# Outlet in Aluminum Soffit



## bob22 (May 28, 2008)

I need an outlet in soffit with aluminum soffit panels. 
Is a weatherproof box required?
Also, UF or NM? I'm running power from tapping into a circuit in the garage "attic" space from which I can easily pass the cable into the soffit.
It makes sense to me for it to be NM as the space above the soffit material is continuous into the "attic" area where NM is widely found.
Is there a suggested trim piece(s) for around the box? I am planning on recessing the box above the soffit panel.
Thanks!


----------



## bob22 (May 28, 2008)

I thought this would be a slam dunk.


----------



## BIG Johnson (Apr 9, 2017)

bob22 said:


> I thought this would be a slam dunk.


Is it for a light?


----------



## bob22 (May 28, 2008)

It is to plug in LED lights on a string for around a patio area. The LEDs have a 120v input and a step-down box inline.


----------



## bob22 (May 28, 2008)

Any suggestions on the need for UF vs NM cable and watertight box vs non?


----------



## BIG Johnson (Apr 9, 2017)

Electricians put lights in soffits all the time, Can lights seem to be real popular, and they use NM. It's all done the same way it's done in the house. I'd have the circuit gfci protected.


----------



## CountryB (Aug 4, 2016)

You will need more than just a hole cut in the soffit to support the box. Is there any structure (2x4) in the area under the sofit you can attach the box to?
A standard box (metal or plastic) is fine which is then mounted to the 2x4 with a hole cut in the soffit for the faceplate/cover to stick though. Standard romex cable is fine. You don't need conduit unless you want to pull individual wires rather than to use romex for some reason.


----------



## bob22 (May 28, 2008)

I can access soffit for the most part from garage attic and will be able to place box to a stud holding up fascia/guttering. I've decided to go with NM and will ensure a GFCI is involved along with a weatherproof faceplate.


----------



## Fishbulb28 (Jul 8, 2016)

I've used the flat version of Arlington's In-Box for a few soffit installs and it works pretty well. Very little protrudes when not in use. It's too wide (or long depending on which orientation you get) to fit between ribs on vinyl or aluminum panels so it does require some work sealing the cut. You would also need to install wood bracing between the soffit joists and shim them where the box mounts. That sounds a lot harder than it actually is.

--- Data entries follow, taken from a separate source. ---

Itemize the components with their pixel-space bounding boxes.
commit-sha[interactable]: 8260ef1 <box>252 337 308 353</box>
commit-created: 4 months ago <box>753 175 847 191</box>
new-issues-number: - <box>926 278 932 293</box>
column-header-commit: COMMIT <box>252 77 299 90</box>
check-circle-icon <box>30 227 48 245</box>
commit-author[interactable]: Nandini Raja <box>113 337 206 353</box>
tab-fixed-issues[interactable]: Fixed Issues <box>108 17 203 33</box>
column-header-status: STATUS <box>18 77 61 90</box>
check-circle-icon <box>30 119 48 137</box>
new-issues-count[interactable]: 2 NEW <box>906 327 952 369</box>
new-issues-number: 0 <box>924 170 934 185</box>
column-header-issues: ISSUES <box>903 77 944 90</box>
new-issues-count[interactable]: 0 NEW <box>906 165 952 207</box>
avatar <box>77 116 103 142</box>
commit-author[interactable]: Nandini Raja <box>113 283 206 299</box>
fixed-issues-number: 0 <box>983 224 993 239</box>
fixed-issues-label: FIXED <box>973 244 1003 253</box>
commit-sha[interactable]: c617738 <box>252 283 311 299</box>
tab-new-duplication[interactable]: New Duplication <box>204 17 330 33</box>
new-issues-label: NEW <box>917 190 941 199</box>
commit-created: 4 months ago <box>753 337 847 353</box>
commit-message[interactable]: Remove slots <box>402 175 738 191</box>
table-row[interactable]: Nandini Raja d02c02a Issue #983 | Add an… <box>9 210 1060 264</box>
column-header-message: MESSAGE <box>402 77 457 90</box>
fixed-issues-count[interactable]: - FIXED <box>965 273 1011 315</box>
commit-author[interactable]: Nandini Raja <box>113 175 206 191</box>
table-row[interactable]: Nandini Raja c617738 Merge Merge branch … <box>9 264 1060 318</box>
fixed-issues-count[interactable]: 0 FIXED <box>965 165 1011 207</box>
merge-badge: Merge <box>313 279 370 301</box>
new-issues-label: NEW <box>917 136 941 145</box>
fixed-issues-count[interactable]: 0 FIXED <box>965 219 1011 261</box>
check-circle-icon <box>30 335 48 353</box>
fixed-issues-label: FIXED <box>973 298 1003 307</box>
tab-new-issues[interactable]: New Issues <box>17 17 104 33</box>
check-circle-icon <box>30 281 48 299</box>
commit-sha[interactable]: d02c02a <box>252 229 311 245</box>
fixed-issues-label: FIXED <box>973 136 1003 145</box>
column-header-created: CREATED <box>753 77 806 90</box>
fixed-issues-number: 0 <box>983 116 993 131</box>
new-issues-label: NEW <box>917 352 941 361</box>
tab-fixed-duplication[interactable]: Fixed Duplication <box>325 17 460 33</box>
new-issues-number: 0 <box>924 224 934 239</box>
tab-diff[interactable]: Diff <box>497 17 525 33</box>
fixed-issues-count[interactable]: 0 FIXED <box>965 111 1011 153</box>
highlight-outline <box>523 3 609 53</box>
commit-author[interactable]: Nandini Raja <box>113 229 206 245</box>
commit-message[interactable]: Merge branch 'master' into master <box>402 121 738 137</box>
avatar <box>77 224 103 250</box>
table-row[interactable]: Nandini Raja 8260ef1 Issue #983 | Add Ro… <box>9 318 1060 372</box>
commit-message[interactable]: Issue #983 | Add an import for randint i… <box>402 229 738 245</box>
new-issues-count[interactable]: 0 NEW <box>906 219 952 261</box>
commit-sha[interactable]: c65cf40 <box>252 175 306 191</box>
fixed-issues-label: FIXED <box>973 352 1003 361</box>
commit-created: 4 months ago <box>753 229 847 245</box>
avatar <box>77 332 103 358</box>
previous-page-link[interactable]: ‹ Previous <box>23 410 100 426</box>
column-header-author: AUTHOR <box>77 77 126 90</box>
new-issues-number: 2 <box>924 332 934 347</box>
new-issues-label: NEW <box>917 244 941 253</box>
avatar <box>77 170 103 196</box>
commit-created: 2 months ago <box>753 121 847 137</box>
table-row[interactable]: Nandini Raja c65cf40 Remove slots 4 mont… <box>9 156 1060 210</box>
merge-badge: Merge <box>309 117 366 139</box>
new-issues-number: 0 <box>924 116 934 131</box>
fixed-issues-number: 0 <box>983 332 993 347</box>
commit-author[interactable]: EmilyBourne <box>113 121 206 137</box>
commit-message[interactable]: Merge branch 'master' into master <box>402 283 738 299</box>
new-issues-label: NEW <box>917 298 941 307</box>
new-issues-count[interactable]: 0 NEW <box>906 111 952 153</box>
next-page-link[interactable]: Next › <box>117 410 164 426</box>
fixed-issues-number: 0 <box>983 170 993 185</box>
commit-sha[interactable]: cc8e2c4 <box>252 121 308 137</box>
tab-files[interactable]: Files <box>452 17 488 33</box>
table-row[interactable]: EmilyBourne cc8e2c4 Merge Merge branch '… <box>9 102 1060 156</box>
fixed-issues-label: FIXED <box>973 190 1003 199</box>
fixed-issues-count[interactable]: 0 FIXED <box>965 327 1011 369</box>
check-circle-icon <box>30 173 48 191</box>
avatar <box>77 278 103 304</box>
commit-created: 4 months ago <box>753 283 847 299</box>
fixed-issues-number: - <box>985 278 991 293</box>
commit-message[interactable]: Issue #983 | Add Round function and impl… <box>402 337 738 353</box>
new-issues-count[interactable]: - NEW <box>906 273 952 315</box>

https://www.amazon.com/Arlington-DBHR1W-1-Electrical-Weatherproof-Construction/dp/B004K1G0PE/ref=sr_1_1?s=hi&ie=UTF8&qid=1496290622&sr=1-1&keywords=dbhr1w-1

As for NM vs. UF, NM isn't allowed in damp or wet locations and the box interior is still technically a damp location. But you'll spend a lot of time trying to locate a less dangerous violation than NM in a soffit box.


----------



## bob22 (May 28, 2008)

Fish,
Thank you for the suggestions!
As far as the "As for NM vs. UF, NM isn't allowed in damp or wet locations and the box interior is still technically a damp location." issue.
The soffit area is naturally under roof and NM is currently running through the area beneath this same roof, feeding garage door opener, lights, etc...So, why would the NEC feel that cable feeding a box under this same roof needa to be UF?


----------



## Jim Port (Sep 21, 2007)

UF is not needed to feed into the back of a light box on the wall. I cannot see the need to feed a box in a soffit with UF.


----------



## bob22 (May 28, 2008)

Near the end:







Fini:








May the critiquing begin.


----------



## jbfan (Jul 1, 2004)

I would have fed it with another gfci so you wouldn't have to pull out a ladder if it is tripped.


----------



## bob22 (May 28, 2008)

PS. The soffit was vinyl.


----------



## rjniles (Feb 5, 2007)

jbfan said:


> I would have fed it with another gfci so you wouldn't have to pull out a ladder if it is tripped.


And the GFCI being inaccessible without a ladder is a code violation.

Sent from my RCT6203W46 using Tapatalk


----------



## bob22 (May 28, 2008)

RJ,
That's good to know. Not too big a deal since this is the end of the line and living without patio lights will not be a deal killer. I can reach it standing on a chair.


----------